II. Problèmes du Sahel

  1. La situation sécuritaire au Sahel s’est fortement détériorée après la crise survenue en Libye en 2011, la crise survenue au Mali en 2012 et l’insurrection menée par Jamaatou Ahl es-Sunna lid-Daawaati wal-Jihad, généralement connu sous le nom de Boko Haram, qui ont accentué les vulnérabilités qui existaient déjà dans la région. Dans son rapport de janvier 2012 sur les incidences de la crise libyenne sur la région du Sahel, la mission d’évaluation dépêchée par mon prédécesseur a montré comment les insuffisances en matière de gouvernance, la pauvreté et les effets dévastateurs des changements climatiques, y compris les sécheresses successives et l’insécurité alimentaire, avaient déjà provoqué de graves urgences d’ordre humanitaire. Les conflits locaux liés à l’accès aux ressources naturelles, exacerbés par la constante marginalisation de certaines parties de la population, menacent les moyens de subsistance et dégradent les conditions de vie. Si ces problèmes existaient pour la plupart avant le conflit libyen, les déplacements massifs de population, l’accroissement des migrations et l’afflux d’armes et de combattants armés depuis le nord de la Libye qu’ils ont entraînés ont aggravé encore une situation déjà précaire au Sahel. La crise qui s’est ensuivie au Mali en 2012 a eu pour conséquence une érosion complète de l’autorité de l’État dans les régions septentrionale et centrale du pays, devenues un refuge pour des groupes extrémistes violents liés à Al-Qaida au Maghreb islamique, à l’État islamique d’Iraq et du Levant et à des groupes en Libye, qui se sont par la suite étendus au Burkina Faso et au Niger. Dans un tel contexte, les gouvernements ne peuvent pas assurer la prestation de services sociaux, notamment l’accès à l’éducation et aux soins de santé, et garantir en même temps la sûreté et la sécurité de leur population.
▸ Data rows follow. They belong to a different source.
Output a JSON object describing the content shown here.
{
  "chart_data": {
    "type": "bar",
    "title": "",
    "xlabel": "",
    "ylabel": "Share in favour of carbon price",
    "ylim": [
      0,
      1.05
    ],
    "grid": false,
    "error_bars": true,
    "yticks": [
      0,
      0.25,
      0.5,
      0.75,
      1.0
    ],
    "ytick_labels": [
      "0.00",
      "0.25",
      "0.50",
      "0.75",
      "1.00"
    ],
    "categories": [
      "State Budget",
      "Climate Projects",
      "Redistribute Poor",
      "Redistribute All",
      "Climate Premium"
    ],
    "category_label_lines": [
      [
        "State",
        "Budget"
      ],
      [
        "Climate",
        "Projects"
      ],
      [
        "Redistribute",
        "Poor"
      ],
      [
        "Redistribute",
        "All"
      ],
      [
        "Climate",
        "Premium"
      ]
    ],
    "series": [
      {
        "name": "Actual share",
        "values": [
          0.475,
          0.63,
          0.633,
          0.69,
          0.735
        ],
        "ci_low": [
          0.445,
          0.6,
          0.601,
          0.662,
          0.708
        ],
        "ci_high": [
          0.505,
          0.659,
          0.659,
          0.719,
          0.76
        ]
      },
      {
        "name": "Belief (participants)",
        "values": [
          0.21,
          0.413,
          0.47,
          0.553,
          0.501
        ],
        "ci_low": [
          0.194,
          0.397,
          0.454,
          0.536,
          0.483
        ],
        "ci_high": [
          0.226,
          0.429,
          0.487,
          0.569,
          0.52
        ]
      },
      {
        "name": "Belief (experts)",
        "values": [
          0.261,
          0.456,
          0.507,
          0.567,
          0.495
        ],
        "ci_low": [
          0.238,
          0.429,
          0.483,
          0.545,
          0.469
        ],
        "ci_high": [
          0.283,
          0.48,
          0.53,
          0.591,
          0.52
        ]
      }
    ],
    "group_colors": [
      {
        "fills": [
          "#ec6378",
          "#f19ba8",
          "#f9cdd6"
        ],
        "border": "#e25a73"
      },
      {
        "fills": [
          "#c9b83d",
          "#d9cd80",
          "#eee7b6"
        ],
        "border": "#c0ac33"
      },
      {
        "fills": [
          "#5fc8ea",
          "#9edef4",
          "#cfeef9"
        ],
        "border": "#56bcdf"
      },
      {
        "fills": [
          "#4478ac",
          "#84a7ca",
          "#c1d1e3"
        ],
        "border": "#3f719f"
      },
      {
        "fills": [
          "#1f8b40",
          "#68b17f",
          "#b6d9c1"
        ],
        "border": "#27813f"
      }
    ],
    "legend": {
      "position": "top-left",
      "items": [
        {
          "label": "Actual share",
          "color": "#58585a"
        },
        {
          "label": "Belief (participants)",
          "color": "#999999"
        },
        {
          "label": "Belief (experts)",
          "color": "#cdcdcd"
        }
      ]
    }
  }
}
  2. Les pays du Sahel ont demandé à diverses reprises la création d’une force militaire régionale pour répondre plus efficacement aux menaces, témoignant ainsi d’une volonté collective d’en assurer une forte appropriation régionale. En novembre 2015, les chefs d’État des pays du G5 Sahel ont décidé de créer une force conjointe pour lutter contre le terrorisme et les réseaux criminels transnationaux. Cette initiative a été suivie de consultations de haut niveau en 2016 et 2017, notamment avec l’Union africaine et la Communauté économique des États de l’Afrique de l’Ouest (CEDEAO). Pendant le sommet de l’Union africaine tenu en janvier 2017, les chefs d’État des pays du G5 Sahel m’ont informé de leur décision de créer officiellement une force conjointe, qu’ils ont ensuite annoncée au cours du sixième sommet ordinaire tenu à Bamako le 6 février. À cette occasion, je me suis engagé à appuyer cette initiative louable et j’ai promis de relever de manière globale les nombreux défis auxquels la région du Sahel est confrontée. Pour réussir et s’inscrire dans la durée, l’initiative de la Force conjointe, aussi importante qu’elle est, devrait s’intégrer dans un ensemble complet de mesures englobant les aspects relatifs à la sécurité, à l’aide humanitaire et au développement. La Stratégie intégrée des Nations Unies pour le Sahel, que le Conseil de sécurité a adoptée en 2013, offre à l’Organisation des Nations Unies un cadre pour appuyer une telle entreprise. Afin d’accélérer sa mise en oeuvre, j’ai chargé en début d’année 2017 la Vice-Secrétaire générale de mobiliser l’ensemble du système pour appuyer la région par l’intermédiaire d’un groupe de travail du Comité exécutif sur le Sahel composé des chefs des bureaux, organismes, fonds et programmes des Nations Unies.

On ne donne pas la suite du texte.